I have no snow gear, relying on insulated Carhartt bibs and Red Wing boots. As you can imagine, this seriously impacts my sledding and snowman building potential as once I am wet the bibs either freeze or remain soaked. I am no skier, and don't plan on it. I'd like some bibs that can take a beating working outdoors and are a) waterproof and b) insulated. Snow boots - the same. Gloves I think I have covered, I have everything under the sun. What are you using? What sucks?
Cool snowman...Killians in the bottle? I have the same bibs for cold weather construction work but like you said not very good when they get wet. I use Kamik snow boots, they are waterproof and very warm. When I do go out in the snow I usually put on my ski pants and ski jacket (like when I snowblow) For gloves I have a few pair of gore-tex ski gloves.

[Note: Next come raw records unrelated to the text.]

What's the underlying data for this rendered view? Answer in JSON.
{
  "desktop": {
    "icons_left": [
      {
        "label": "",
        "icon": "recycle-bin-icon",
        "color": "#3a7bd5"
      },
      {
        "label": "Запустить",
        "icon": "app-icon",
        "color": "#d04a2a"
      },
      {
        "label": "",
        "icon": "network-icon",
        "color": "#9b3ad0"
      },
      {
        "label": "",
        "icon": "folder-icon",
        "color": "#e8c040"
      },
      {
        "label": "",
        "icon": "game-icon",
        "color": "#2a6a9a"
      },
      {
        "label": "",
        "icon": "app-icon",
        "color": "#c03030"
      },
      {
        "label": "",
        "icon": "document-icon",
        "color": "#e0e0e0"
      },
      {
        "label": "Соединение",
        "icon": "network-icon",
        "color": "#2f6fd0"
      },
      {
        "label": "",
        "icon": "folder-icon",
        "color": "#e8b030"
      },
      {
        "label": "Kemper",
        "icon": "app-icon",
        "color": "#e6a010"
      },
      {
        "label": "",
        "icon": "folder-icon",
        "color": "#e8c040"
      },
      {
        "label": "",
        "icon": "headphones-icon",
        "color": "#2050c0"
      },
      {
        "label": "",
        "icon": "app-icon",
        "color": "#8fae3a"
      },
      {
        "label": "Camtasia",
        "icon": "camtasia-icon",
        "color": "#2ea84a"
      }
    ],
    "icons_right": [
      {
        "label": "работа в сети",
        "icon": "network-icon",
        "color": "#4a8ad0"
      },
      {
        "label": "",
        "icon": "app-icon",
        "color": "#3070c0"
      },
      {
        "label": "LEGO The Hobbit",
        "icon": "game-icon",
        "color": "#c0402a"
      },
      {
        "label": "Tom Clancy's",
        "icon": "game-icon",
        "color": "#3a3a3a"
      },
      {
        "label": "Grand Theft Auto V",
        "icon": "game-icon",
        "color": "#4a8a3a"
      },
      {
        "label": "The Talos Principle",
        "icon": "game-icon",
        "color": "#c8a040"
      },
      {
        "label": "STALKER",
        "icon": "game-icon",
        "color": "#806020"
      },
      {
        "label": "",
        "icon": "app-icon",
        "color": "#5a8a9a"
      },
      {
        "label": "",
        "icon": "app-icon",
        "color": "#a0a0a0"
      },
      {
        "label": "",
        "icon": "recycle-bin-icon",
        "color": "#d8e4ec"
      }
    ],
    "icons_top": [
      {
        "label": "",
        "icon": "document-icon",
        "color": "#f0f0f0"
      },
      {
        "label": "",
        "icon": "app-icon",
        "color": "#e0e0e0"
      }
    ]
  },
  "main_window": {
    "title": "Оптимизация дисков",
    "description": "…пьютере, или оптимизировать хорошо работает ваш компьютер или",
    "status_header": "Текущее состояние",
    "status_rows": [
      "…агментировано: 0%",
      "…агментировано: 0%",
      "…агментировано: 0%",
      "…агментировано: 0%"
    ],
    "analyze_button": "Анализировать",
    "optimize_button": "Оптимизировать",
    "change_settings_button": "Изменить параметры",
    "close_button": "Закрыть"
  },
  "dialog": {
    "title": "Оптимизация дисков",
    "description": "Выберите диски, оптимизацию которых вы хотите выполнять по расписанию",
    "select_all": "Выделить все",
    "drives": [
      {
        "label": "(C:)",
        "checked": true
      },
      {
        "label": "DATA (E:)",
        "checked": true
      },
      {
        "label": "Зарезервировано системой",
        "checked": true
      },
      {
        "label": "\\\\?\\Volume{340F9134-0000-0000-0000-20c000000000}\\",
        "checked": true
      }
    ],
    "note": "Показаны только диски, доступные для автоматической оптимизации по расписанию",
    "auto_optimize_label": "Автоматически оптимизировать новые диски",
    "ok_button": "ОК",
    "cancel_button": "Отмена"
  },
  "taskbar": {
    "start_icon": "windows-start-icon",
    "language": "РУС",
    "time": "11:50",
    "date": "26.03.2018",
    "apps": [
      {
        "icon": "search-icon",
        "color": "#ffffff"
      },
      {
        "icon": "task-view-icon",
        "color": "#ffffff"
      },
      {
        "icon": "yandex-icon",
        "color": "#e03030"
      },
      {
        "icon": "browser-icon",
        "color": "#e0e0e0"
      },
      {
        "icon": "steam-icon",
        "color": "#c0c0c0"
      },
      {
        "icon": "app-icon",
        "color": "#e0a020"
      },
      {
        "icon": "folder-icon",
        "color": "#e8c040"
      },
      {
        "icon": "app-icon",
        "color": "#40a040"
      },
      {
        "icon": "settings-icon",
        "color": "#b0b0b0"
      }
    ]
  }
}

The older pairs I use for construction and snowblowing.
I can't take credit for the snowman. He would have had Sam Adams and a bottle of Jack if it were mine.
I haven't sledded lately but when I did I used hubbys 1980's stretchy ski pants with cheap waterproof bibs over them, both warm and dry. Jackets I have always had down. PS, WWII down bibs are too heavy for moving around and they get wet too.....
On a serious side try some silicone spray on leather boots, gives a decent waterproofing, I figure it would work pretty well to repel water on heavy canvas carharts. CRC sells it in aerosol cans. Layer socks with thin neoprene and a real wool over the top, if you can deal with wearing long johns or similar the thin lycra against your skin and then even flannel jeans over the top will keep you super warm
yeah and I'm a superstar NFL quarterback with a supermodel wife - but I heat my house with wood....because that 20mil a year just wont cut it
Does one spray it on clockwise or counter clockwise? Or does it matter whether you are looking at the bibs from the top or bottom?
truly depends on which direction you're looking from ccw on the right boot and cw on the left boot...keeps me balanced
Boots, well, Lacrosse makes awesome pack boots. I've got a pair of lacrosse iceman's that are about 15 yrs old. Still work great, but for more active gear, I like Rocky boots. I use the rocky wildcats, thinsulate and goretex for ice fishing and outdoor chores like woodcutting and snow blowing. For snowmobiling, I've got a nice pair of hjc pack boots. Cabelas guide series goretex bibs work for me for all snow activities, ice fishing, sledding, snowmobiling. I just won't use them for chainsawing. Too expensive for that. I'd probably overheat with those bibs woodcutting anyway. I use underarmor thermals, then jeans, then chainsaw chaps.
Just givin' Basod a jab in the ribs from the ceiling fan thread ↑ No, to the right ↑ so if you look at the blade from the end all of yours are slopped down to the left? wired correctly meaning someone hasn't jacked up the switch/or rewired it to get it to work in a certain direction(seen a few of those) I think HD rock has one of the fans as Butcher said, below the equator where the terlet water spins backwards. Blaze King KEI Insert
I'm not sure if it's scotch guard but I've sprayed the lower half of my insulated work overalls with a water proofing spray with good success.
Got it. Yes, terlets in the southern hemisphere rotate the other direction vs in the northern hemisphere.
In the snow I wear the waterproof carhartt bibs, (don't play with barbwire in these I used to have the matching coat) my regular carhartt coat, muck muckmaster boots & gloves. Temps below 10 I'll start adding layers underneath & switch to better socks.